La torta d'Imotski est originaire d'Imotski, une ville de l'arrière-pays dalmate, au cœur d'un paysage de terrasses de pierre, de vignobles et d'amandiers. Appartenant à la famille des gâteaux aux noix, elle est traditionnellement associée aux fêtes et aux rites de passage en Dalmatie, mais les habitants la considèrent comme un mets à part, presque rituel. La Chambre de commerce croate et les organismes régionaux de protection du patrimoine la classent parmi les produits traditionnels protégés, appréciés tant pour leur recette que pour leur importance culturelle.
Historiquement, ce gâteau se transportait bien. Des notes d'archives, reprises dans des ouvrages culinaires régionaux, racontent comment, à la fin du XIXe siècle, la torta d'Imotski fut servie à l'empereur François-Joseph lors de sa visite, le dessus étant orné de petites couronnes d'amandes autour du treillis en son honneur. Les familles d'Imotski la préparent encore aujourd'hui pour les mariages, les fêtes onomastiques et les grandes occasions ; autrefois, recevoir une torta entière en cadeau était un signe de respect et d'affection.
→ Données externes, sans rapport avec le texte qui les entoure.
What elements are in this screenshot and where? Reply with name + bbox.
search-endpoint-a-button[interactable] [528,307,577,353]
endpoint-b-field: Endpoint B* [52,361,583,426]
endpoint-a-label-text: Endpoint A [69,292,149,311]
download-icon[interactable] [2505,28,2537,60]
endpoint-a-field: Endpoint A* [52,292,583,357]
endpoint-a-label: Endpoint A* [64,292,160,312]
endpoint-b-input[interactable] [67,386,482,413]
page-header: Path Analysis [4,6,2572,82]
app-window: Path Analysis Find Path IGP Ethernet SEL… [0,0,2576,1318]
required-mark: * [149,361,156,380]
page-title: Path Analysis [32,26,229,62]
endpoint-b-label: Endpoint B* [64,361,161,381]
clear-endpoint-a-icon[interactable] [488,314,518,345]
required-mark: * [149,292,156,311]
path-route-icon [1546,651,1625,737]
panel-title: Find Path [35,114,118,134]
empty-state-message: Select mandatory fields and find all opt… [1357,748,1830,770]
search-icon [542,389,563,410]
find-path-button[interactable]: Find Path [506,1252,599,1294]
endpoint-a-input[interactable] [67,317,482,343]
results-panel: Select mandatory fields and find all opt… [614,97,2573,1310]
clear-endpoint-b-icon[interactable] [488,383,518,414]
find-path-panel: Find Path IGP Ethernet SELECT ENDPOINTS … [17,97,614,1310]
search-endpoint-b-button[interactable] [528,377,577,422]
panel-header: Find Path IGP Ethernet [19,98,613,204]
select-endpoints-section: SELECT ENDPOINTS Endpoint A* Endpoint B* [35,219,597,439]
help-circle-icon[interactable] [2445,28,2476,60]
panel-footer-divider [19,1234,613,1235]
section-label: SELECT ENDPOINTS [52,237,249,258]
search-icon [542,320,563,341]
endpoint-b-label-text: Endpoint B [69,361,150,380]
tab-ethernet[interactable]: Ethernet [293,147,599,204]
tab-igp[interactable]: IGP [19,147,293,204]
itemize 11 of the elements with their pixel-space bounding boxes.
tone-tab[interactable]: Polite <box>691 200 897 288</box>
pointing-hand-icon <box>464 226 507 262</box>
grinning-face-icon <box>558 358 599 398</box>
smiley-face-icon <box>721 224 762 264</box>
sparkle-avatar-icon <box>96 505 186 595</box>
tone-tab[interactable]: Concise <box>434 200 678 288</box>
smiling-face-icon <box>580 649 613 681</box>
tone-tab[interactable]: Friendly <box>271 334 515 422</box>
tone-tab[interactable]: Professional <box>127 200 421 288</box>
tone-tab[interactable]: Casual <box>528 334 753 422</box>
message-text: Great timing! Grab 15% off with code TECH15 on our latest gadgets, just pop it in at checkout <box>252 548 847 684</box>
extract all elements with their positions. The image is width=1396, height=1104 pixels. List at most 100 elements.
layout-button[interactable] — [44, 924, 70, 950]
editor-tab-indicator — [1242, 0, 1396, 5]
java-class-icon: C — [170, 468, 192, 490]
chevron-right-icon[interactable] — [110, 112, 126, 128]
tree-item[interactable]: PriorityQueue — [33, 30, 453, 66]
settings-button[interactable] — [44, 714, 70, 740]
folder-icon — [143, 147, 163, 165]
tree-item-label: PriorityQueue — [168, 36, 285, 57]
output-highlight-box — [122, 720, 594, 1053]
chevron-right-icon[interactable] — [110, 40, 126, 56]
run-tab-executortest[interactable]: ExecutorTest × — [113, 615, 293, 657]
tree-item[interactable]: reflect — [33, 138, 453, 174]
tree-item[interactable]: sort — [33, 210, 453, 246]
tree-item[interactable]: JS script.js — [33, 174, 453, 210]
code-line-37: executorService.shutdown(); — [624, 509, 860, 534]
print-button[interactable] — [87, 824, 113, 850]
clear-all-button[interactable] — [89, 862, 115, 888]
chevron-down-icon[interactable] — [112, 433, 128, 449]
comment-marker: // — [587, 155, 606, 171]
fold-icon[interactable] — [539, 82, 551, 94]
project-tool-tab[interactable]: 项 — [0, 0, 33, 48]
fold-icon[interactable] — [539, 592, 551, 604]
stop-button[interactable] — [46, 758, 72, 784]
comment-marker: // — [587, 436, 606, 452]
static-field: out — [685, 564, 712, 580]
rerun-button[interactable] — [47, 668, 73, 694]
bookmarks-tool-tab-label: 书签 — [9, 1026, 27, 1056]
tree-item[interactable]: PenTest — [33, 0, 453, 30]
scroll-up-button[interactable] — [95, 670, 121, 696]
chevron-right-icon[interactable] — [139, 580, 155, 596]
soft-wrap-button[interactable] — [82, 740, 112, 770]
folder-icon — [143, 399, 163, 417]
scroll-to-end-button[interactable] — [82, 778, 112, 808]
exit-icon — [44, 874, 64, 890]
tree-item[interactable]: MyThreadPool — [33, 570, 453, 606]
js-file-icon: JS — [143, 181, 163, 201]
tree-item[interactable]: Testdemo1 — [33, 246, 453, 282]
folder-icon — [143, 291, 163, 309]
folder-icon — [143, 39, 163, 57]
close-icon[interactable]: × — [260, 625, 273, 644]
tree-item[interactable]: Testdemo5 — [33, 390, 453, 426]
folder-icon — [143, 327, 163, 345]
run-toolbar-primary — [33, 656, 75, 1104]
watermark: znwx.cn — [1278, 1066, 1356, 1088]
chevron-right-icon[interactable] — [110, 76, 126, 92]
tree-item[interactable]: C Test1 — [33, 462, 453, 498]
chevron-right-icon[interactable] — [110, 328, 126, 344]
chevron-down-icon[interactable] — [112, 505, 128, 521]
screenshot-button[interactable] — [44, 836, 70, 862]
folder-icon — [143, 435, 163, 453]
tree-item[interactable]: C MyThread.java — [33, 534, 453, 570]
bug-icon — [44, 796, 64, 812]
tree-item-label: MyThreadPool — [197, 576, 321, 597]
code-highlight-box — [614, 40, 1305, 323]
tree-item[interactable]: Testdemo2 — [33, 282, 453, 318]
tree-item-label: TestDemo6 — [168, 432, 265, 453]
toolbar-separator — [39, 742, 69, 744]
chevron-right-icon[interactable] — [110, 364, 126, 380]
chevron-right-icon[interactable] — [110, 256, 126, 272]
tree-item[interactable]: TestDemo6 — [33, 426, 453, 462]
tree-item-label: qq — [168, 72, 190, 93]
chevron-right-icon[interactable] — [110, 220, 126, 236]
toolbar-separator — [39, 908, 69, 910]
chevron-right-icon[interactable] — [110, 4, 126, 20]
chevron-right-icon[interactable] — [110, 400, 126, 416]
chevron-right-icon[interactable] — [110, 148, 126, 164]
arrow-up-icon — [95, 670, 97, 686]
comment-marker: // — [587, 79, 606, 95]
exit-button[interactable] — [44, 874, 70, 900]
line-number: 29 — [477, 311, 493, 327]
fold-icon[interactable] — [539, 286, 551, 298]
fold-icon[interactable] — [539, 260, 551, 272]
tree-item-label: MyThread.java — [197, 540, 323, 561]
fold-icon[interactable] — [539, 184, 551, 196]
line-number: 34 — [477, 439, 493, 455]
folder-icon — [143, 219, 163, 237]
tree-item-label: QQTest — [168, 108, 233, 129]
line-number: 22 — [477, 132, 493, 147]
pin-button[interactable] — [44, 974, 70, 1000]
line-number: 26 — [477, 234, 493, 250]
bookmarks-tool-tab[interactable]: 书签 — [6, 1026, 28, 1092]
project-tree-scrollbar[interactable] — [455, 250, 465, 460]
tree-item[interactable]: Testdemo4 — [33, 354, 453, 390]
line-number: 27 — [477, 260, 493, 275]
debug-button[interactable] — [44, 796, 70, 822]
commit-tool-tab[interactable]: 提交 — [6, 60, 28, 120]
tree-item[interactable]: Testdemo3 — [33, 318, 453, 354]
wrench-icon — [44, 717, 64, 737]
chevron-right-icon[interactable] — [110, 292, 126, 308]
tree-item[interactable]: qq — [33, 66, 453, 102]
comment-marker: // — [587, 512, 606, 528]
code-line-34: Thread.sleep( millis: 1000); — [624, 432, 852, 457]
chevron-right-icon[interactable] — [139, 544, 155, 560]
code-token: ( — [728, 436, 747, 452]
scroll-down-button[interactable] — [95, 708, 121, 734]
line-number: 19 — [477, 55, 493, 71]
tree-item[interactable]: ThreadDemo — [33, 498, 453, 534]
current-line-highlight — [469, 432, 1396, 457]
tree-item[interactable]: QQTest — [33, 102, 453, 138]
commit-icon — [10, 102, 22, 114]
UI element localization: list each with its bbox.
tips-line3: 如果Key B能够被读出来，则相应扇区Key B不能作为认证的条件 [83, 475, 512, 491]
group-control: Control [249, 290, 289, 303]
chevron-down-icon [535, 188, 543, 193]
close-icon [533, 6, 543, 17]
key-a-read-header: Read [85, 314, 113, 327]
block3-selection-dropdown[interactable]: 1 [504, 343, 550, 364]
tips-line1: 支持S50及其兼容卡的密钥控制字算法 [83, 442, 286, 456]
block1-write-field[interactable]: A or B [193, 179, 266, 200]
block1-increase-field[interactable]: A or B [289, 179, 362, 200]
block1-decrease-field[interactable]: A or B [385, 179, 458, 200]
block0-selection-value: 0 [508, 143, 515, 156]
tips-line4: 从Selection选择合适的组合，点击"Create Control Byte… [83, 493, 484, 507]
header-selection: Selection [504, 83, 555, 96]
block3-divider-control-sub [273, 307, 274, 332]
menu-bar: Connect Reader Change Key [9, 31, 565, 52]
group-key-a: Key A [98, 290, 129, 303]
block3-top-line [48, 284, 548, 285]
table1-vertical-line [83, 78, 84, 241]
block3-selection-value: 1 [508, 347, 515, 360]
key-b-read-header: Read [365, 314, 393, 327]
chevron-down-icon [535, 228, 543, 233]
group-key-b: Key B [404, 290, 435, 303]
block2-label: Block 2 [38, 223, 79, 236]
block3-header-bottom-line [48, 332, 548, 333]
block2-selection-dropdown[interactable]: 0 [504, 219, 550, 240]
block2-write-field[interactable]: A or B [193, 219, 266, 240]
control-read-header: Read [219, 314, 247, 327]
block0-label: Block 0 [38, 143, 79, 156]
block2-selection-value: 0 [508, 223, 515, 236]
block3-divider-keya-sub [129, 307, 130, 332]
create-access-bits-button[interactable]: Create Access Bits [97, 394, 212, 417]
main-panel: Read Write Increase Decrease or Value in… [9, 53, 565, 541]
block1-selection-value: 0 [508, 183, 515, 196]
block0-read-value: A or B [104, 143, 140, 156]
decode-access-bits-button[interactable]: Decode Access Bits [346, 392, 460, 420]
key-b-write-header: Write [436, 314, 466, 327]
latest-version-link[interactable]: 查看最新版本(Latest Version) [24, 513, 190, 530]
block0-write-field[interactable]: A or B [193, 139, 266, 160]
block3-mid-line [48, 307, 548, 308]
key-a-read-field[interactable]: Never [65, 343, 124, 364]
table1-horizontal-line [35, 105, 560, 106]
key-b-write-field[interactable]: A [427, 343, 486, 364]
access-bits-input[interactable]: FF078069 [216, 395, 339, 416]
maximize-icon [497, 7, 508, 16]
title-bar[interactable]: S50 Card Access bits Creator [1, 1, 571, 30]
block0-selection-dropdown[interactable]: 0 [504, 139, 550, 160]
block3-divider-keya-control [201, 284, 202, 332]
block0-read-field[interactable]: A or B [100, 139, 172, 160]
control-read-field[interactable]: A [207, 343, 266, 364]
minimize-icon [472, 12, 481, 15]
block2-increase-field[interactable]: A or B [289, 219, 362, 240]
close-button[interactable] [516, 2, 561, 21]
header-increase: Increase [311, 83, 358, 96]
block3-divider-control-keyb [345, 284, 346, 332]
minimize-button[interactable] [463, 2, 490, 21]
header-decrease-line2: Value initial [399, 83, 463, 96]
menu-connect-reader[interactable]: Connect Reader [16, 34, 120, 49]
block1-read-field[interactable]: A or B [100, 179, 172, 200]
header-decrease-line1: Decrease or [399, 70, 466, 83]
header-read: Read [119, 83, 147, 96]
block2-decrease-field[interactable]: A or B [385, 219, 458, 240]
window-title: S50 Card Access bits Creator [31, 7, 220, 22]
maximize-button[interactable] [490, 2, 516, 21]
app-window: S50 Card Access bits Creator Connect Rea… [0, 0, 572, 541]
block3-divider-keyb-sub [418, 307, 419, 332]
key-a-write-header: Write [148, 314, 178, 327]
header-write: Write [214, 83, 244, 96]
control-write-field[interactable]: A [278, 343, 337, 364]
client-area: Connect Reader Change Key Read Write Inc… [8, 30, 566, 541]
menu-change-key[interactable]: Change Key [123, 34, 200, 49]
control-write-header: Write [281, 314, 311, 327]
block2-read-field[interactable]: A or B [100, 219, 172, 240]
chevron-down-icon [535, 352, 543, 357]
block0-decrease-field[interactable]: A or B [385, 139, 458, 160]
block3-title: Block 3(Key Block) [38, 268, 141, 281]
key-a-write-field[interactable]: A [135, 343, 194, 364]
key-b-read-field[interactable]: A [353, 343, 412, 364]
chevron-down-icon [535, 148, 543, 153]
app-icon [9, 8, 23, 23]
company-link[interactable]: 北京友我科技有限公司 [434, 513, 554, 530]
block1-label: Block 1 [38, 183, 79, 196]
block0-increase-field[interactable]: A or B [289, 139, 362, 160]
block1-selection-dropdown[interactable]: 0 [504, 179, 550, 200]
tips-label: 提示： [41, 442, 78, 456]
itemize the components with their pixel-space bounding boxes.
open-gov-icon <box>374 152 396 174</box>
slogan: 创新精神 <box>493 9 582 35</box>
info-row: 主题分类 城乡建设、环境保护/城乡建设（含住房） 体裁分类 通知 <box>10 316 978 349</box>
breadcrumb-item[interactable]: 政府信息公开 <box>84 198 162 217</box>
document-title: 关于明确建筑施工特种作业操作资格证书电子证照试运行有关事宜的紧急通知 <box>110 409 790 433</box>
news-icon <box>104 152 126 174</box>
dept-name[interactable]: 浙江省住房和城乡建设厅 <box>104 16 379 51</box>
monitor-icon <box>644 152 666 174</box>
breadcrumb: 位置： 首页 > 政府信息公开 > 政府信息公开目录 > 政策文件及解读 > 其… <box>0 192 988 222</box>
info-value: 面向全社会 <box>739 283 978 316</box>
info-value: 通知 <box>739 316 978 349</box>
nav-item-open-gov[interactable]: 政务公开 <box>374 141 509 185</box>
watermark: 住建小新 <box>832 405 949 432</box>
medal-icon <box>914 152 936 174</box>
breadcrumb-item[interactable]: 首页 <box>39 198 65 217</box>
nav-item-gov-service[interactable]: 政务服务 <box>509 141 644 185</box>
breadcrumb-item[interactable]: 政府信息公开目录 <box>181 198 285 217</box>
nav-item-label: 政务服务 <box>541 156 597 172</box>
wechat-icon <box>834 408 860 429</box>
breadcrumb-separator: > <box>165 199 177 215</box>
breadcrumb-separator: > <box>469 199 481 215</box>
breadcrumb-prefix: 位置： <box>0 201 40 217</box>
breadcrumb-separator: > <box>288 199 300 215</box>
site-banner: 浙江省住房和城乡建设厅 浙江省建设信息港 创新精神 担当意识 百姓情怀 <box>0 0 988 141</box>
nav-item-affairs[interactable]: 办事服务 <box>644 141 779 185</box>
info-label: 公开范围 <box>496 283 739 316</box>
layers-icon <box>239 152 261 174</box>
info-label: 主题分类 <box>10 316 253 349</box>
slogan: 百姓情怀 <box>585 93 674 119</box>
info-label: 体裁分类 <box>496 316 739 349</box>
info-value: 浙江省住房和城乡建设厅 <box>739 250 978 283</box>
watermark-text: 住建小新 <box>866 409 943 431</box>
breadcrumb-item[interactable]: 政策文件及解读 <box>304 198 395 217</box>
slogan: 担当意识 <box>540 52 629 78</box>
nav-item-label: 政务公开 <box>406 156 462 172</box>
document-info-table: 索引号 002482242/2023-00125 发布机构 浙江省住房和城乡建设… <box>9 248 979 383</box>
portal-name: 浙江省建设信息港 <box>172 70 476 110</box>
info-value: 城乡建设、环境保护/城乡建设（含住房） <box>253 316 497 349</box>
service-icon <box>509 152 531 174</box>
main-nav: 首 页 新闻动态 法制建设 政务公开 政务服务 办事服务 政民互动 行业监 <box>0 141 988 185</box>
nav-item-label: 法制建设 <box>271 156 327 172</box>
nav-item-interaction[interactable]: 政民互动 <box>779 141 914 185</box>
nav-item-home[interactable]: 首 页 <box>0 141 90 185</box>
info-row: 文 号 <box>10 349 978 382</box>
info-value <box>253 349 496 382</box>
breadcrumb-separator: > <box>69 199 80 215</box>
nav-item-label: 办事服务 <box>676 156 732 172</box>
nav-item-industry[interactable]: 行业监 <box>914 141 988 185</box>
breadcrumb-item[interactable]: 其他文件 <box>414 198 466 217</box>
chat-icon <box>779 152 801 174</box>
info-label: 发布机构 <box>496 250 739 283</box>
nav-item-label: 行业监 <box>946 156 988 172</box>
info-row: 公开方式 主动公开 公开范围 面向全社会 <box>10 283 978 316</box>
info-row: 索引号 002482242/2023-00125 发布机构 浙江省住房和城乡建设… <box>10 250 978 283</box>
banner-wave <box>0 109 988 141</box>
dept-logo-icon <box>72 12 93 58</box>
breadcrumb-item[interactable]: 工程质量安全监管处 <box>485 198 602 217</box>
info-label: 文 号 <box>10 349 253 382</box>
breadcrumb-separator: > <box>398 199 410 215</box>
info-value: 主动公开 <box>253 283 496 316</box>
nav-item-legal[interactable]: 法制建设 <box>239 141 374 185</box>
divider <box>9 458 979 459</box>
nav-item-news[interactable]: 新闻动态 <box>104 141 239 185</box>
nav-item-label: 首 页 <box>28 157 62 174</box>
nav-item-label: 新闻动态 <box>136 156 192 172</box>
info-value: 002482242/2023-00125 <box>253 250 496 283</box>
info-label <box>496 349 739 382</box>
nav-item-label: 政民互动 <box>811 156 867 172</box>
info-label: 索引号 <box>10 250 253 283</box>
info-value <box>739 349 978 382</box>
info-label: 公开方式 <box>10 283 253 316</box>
Au premier abord, ce gâteau évoque une crostata aux amandes ou une tarte de style Linzer : un moule rond et peu profond, garni de pâte brisée, fourré d’un mélange de noix et orné d’un joli treillage. Les historiens de la gastronomie, en Croatie comme à l’étranger, notent que l’association de la pâte brisée et de la garniture aux amandes reflète probablement les influences vénitiennes et austro-hongroises qui se sont diffusées en Dalmatie. Son goût, cependant, l’ancre résolument dans la cuisine d’Imotski. La garniture est composée d’amandes locales, auxquelles s’ajoutent des zestes d’agrumes, de la cannelle, de la noix de muscade et une touche de liqueur de cerises au marasquin. De nombreuses recettes incorporent du prošek, un vin de dessert dalmate, à la pâte ou à la garniture, ce qui lui confère arôme et onctuosité.
Ce gâteau se distingue des génoises croates plus légères. Il ressemble davantage à un gâteau aux noix dense qui sèche lentement plutôt que de lever. Les recettes traditionnelles insistent sur la méthode de cuisson : une brève cuisson à feu vif, suivie d’une longue cuisson à température plus basse afin que la garniture aux amandes prenne délicatement sans sécher. La part présente une fine croûte tendre à la base, surmontée d’une épaisse couche d’amandes fines et humides, à mi-chemin entre la frangipane et le massepain. Le dessus se craquelle légèrement sous les bandes de pâte, chaque intersection étant marquée par des amandes pâles.
Cette version conserve l'essence des recettes classiques d'Imotski – pâte brisée au prošek, garniture riche en amandes aux agrumes et aux épices, et un ruban de marasquin – tout en adaptant la technique à un four domestique moderne. Les quantités respectent les proportions des recettes traditionnelles et professionnelles, avec de légères modifications pour plus de clarté et de régularité.
Pour de nombreux foyers, la torta d'Imotski n'est pas un dessert de tous les jours. Elle naît des moments de préparation minutieuse : on laisse reposer et étaler une pâte moelleuse parfumée au vin ; on blanchit et épluche les amandes pour la décoration ; on mélange la garniture pour qu'elle reste légère et compacte. Ce gâteau se découpe facilement, se transporte bien et garde sa saveur plusieurs jours, ce qui correspond à sa tradition de présent offert le long des chemins étroits reliant les villages pavés les uns aux autres. Sur une table moderne, il trouve naturellement sa place au centre d'une fête : servi en fines parts avec un vin de dessert, un café ou un petit verre de prošek, il relie discrètement une réunion contemporaine à la longue tradition des fêtes d'Imotski où ces mêmes saveurs étaient servies sur des nappes de dentelle blanche.